One of the most important things I have learned as an at home dad is that children are hungry. Always. You need to be prepared. No, seriously I mean prepared. Like you are preparing for war or you get melt down city and cranky tantrums that threaten to expose your parenting deficiencies post haste. You do not want those stern looks from the mothers at the swim practice because you weren't prepared. Failing all of "man"kind once again!

Nor do you want to drive into another fast food joint and unload your wallet on food that will only last about 20 minutes until the next emotional outburst. I have come to believe that these hungry, emotional responses from kids are what has driven the explosion in fast food, prepackaged sugar snacks and "nutrition bars". None of which is really good for our kids. 

What I do is overcook and carry. Make more food than your family can eat in one meal and carry extra with you whenever possible.  (Get a good portable cooler...sort of a food security blanket.)


The first step is to have extra basic ingredients. One of my favorite quick foods is fried rice, but the important part is that you need cold precooked rice. So, always make extra rice and store it covered in the refrigerator. And I am not talking about keeping extra Chinese take out rice in those nasty card board boxes. You only end up with rock hard, flavorless construction material if you do that. Put that rice in a different sealed container.

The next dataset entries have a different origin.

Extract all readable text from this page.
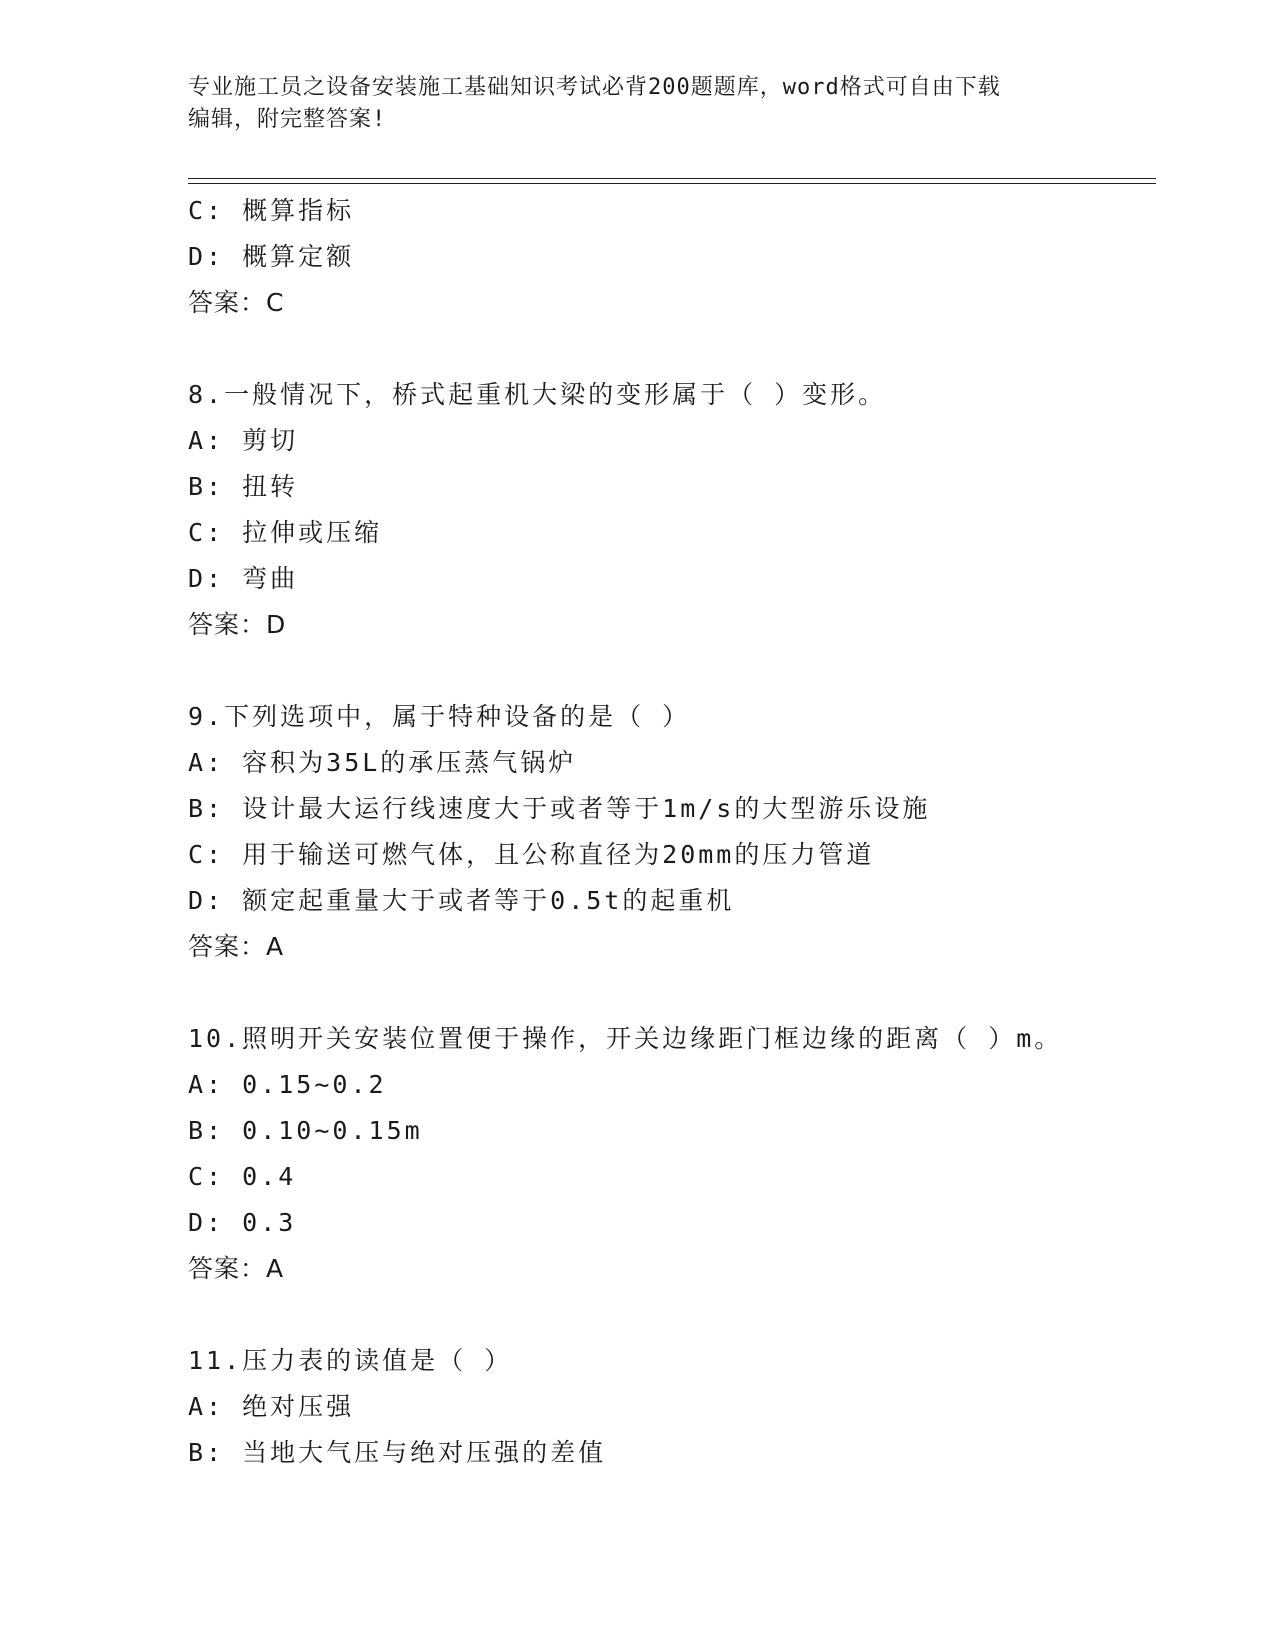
专业施工员之设备安装施工基础知识考试必背200题题库，word格式可自由下载
编辑，附完整答案!
C: 概算指标
D: 概算定额
答案：C
8.一般情况下，桥式起重机大梁的变形属于（ ）变形。
A: 剪切
B: 扭转
C: 拉伸或压缩
D: 弯曲
答案：D
9.下列选项中，属于特种设备的是（ ）
A: 容积为35L的承压蒸气锅炉
B: 设计最大运行线速度大于或者等于1m/s的大型游乐设施
C: 用于输送可燃气体，且公称直径为20mm的压力管道
D: 额定起重量大于或者等于0.5t的起重机
答案：A
10.照明开关安装位置便于操作，开关边缘距门框边缘的距离（ ）m。
A: 0.15~0.2
B: 0.10~0.15m
C: 0.4
D: 0.3
答案：A
11.压力表的读值是（ ）
A: 绝对压强
B: 当地大气压与绝对压强的差值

Once the kids are hungry, you can have a pretty nutritious meal within a few minutes. Here's my basic recipe.

Ingredients
1 1/2 cups cooked and refrigerated rice
1 tablespoon vegetable oil
1 egg
1 tsp soy sauce
2-3 drops fish sauce

Optional Ingredients
1/8 cup precooked diced chicken
1/8 cup precooked vegetables (scallions, carrots, broccoli, celery, onion, peppers are all good options)
1/4 cup finely diced lettuce

Preparation
  1. Heat a cast iron or non stick pan until it is very hot. You could use a wok too.
  2. Add the oil and let it heat a bit.
  3. Add the rice and start to heat. 
  4. Add optional precooked chicken or vegetables finely diced.
  5. While the rice is heating combine the egg, soy sauce and fish sauce and whisk quickly.
  6. Add the egg mixture to the rice and stir quickly until set.
  7. Add optional lettuce and wilt.
  8. Serve.

Picture
Picture
Nutrition
2 Servings
Approximately 250 calories per 3/4 cup.
Reduce calorie count if vegetables are added.

Tips
The trophy wife hates the lettuce added at the end. I learned that trick from an old Chinese home style cook book. I love the flavor and the texture. So I only add it to mine!